The Hiltmark opened his mouth to answer her, but Troy stopped them both with a gesture. For a moment, he juggled burdens mentally, seeking a point of balance. Then he said to Quaan, “The Lords and I will stay behind with First Haft Amorine. We’ll need eight Eoward of volunteers, and every horse that can still stand. The Bloodguard will probably stay with us. If we handle it right, most of us will survive.”

Quaan frowned at the decision. But his acceptance was as candid as his dislike.

To Amorine, he said, “We must find those who are willing, and prepare them today, so that tomorrow no time will be lost.”

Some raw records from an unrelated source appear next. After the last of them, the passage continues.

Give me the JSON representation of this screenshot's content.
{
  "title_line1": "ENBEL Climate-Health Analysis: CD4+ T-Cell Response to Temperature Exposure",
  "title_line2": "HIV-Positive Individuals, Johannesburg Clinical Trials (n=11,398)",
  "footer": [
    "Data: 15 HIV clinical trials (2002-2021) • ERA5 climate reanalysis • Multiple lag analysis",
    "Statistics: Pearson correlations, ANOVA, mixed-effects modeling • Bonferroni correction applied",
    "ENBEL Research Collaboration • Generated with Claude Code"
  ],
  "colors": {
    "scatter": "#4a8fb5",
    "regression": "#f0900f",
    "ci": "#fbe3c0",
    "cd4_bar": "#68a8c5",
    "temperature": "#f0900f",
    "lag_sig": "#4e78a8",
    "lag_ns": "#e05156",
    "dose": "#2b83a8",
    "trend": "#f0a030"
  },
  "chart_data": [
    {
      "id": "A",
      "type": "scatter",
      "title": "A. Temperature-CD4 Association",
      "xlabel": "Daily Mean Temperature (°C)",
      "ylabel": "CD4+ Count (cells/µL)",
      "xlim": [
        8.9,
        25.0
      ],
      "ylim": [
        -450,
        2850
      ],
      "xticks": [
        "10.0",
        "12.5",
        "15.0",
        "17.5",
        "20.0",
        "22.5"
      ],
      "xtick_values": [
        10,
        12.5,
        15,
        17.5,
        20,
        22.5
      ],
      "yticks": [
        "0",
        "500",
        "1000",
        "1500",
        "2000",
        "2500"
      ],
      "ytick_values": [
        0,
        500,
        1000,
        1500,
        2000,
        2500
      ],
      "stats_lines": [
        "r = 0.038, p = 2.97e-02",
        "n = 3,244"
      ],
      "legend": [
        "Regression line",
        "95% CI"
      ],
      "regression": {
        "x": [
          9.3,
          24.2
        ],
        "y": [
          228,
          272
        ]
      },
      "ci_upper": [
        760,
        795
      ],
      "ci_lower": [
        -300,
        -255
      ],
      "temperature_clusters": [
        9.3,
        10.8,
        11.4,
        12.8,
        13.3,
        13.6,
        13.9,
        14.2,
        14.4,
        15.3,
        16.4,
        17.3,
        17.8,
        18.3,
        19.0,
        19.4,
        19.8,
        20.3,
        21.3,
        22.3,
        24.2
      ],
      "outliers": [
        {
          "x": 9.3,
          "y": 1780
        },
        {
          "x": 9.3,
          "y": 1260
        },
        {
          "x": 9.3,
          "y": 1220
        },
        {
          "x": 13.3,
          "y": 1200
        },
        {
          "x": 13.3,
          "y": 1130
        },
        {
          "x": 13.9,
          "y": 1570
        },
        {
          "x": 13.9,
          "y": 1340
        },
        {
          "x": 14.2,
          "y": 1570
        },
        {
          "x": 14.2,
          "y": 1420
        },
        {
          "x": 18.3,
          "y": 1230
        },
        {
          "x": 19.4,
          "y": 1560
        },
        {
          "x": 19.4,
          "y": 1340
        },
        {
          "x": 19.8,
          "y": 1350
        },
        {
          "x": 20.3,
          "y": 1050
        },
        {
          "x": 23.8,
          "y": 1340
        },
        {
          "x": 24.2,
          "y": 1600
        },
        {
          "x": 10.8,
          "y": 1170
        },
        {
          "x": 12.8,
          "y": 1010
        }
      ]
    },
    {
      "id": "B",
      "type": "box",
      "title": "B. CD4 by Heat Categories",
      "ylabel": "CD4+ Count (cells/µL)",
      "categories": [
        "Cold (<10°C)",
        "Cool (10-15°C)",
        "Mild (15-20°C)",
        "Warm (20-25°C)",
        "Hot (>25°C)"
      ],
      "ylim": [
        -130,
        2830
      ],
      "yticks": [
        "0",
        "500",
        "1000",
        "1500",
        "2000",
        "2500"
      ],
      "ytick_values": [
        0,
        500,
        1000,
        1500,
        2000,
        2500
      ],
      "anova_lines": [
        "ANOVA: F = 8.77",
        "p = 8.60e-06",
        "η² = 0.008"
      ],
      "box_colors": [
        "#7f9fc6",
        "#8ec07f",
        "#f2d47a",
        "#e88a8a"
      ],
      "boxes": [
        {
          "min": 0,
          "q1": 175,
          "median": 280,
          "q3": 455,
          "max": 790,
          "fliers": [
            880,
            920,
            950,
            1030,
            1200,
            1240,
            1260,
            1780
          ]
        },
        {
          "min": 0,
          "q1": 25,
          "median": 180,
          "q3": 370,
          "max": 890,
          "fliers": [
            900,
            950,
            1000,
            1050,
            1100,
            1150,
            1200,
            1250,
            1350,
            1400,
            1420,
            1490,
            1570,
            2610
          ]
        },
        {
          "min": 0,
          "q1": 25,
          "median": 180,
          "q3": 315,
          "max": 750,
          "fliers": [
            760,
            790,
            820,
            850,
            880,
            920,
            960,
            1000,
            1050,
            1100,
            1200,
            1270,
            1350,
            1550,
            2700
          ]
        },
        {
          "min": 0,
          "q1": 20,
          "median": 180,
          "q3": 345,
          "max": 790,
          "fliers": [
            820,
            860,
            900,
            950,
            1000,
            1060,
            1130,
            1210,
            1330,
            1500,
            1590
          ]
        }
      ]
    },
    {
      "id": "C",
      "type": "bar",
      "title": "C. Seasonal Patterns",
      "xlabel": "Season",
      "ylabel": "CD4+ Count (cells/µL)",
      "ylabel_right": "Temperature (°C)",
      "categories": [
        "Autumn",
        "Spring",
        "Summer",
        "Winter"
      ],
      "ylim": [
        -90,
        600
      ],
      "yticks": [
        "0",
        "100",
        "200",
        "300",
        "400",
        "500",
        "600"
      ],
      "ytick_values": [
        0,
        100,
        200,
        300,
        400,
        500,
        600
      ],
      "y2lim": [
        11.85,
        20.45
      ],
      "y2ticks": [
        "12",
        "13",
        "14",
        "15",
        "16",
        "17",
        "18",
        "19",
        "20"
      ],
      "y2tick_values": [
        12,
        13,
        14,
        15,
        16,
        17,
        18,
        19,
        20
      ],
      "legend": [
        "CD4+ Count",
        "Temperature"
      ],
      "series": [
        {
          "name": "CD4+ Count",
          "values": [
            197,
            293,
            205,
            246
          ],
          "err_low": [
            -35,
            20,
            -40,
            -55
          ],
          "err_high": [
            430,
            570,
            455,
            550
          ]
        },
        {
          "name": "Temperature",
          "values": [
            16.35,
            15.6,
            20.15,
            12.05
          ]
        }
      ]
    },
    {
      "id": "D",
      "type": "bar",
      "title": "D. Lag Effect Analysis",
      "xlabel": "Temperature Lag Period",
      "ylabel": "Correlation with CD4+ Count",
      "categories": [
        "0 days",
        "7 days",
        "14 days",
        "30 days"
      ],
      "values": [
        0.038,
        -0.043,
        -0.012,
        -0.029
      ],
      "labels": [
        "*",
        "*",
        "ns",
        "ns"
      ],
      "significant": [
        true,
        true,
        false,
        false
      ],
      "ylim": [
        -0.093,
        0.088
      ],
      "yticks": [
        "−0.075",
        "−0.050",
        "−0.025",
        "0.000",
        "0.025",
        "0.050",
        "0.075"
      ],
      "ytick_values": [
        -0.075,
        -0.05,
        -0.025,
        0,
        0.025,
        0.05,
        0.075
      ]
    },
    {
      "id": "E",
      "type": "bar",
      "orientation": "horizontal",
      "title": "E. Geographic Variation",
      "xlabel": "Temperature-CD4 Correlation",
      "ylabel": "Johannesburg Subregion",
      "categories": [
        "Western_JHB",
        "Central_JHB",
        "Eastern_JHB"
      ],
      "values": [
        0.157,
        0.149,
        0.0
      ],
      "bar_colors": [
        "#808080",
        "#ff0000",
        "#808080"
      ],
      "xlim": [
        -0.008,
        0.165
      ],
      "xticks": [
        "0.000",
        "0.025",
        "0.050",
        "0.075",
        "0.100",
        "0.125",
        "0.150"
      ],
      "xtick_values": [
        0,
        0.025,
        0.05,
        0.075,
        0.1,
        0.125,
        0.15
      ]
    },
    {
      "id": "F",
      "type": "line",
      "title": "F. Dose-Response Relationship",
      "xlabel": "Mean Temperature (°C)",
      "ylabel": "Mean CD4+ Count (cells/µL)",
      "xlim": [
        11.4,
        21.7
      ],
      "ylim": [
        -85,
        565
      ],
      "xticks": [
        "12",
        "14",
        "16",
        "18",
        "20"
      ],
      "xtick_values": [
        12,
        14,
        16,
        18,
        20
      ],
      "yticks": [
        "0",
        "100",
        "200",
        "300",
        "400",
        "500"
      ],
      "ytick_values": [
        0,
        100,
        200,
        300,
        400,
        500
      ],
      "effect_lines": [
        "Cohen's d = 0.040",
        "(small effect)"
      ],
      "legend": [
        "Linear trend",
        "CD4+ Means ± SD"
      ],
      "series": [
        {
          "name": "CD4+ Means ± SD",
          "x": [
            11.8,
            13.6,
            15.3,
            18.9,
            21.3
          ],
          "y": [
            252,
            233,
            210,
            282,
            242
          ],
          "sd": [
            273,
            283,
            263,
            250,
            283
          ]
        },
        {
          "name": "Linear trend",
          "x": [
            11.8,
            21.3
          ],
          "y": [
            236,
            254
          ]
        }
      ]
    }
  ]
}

In answer, the First Haft saluted both Quaan and Troy, then rode away among the Warward. She carried herself straighter than she had for several days, and her alacrity demonstrated to Troy that he had made the correct choice. He nodded after her, sardonically congratulating himself for having done something right.

But Quaan still had questions. Shortly, he said, “I ask your pardon, Warmark-but we have been friends, and I must speak of this. Will you not explain to me why we march now? If Doom’s Retreat is not the battleground you desire, perhaps Doriendor Corishev will serve. Why must this terrible march continue?”

“No, I’m not going to explain. Not yet.” Troy kept his final plan to himself as if by silence and secrecy he could contain its terrors. “And Doriendor Corishev won’t serve.

We could fight there for a day or two. But after that, Fleshharrower would surround us and just squeeze. We’ve got to do better than that.”